28 July 2015. Poverty has been linked to delayed or poor brain development. Thus, children from poor families get lower scores on standardized tests of academic achievement, and their grades in school and educational attainment are lower than those obtained by their better-off peers. Most recently, this was shown in a study that relied on magnetic resonance imaging of 389 US children and adolescents.
The findings suggest that about 20 percent of the gap in test scores between poor children and middle-class children may be a result of poor brain development in the upper-front and side regions of the brain known as the frontal and temporal lobes, respectively. Although there was a tendency toward greater deficits at decreasing family income levels, the main effect was seen in children and adolescents from the poorest households, i.e., below the so-called poverty level.
In an interview with Reuters Health, senior author Seth Pollak of the University of Wisconsin-Madison emphasized that children with other risk factors for poor brain development were excluded from the analysis, including those with low birth weights and attention problems. Accordingly, the study compares the healthiest children in the U.S. who – for the most part – differ only in terms of family income.
However, that may not be entirely true. According to the original study data, a total of 75 children were excluded due to an ADHD diagnosis, and only three due to “lead poisoning”. This number is surprisingly low, given the large number of subjects screened and the inclusion of data from 433 in the new study.
Could lead exposure have contributed to the findings of this study? As previously discussed at this site, pre-school lead exposure has been thoroughly documented as a causal factor in deficient school performance. While several studies also identified poverty as a risk factor, lead exposure seemed to be more important, at least in some communities. Children exposed to excess lead were also over twice as likely as children with lower exposure levels to be suspended from school. Such effects occur at exposure levels that used to be considered “low”, as has been shown in Massachusetts. Even when adjusting for poverty and school parameters, student test scores in elementary school were lower at elevated blood-lead concentrations. In addition, the recent reduction in childhood lead exposures was associated with clear improvements in test performance, where especially children in low-income communities benefited.
Environmental justice studies have demonstrated that poor neighborhoods are disproportionately exposed to greater levels of environmental toxicants, including air pollution and several chemical brain drainers.
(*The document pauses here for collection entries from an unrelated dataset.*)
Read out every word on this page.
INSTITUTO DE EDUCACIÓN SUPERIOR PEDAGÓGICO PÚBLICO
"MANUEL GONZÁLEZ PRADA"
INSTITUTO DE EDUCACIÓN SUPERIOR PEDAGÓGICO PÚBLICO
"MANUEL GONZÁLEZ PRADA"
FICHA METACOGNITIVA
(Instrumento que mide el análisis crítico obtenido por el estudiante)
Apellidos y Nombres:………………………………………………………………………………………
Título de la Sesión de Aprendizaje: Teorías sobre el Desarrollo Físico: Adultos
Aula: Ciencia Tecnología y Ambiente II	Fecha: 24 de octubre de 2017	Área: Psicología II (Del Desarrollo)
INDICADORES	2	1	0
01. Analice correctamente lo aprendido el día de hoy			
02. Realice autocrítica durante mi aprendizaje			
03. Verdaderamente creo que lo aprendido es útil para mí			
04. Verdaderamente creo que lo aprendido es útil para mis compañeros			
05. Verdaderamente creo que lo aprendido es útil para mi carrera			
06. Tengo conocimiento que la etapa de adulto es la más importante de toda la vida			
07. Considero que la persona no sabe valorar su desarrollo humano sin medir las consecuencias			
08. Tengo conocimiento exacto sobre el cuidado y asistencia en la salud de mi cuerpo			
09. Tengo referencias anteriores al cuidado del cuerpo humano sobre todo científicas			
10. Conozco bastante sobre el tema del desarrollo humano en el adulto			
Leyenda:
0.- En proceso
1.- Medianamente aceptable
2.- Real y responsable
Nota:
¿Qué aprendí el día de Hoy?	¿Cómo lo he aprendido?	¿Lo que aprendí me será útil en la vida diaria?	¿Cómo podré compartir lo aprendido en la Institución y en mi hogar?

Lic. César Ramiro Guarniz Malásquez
So being poor is not just a matter of having a low income.
There is one more issue that needs to be considered. In the new study, lower gray matter volumes on the magnetic resonance scans were associated with poverty – but could that be due to toxic chemicals? Indeed, decreased gray matter volumes have been documented in adults with elevated lead exposure in childhood. Also, prenatal exposure to chlorpyrifos, a common pesticide, is associated with thinner gray matter at school age. Developmental exposure to such toxicants is more likely in children from poor families.
Thus, the new research linking poverty to poor school records and less gray matter in the brain fails to document that it is poverty as such that causes the brain drain. While it is true that children from poor families may not be prepared when they get to school, because they are hungry or tired, there is more to it than poverty-stricken parents failing to feed and care for their children. Developing brains will likely suffer under poverty conditions, but social support for poor families needs to be complemented by preventing exposures to chemical brain drainers.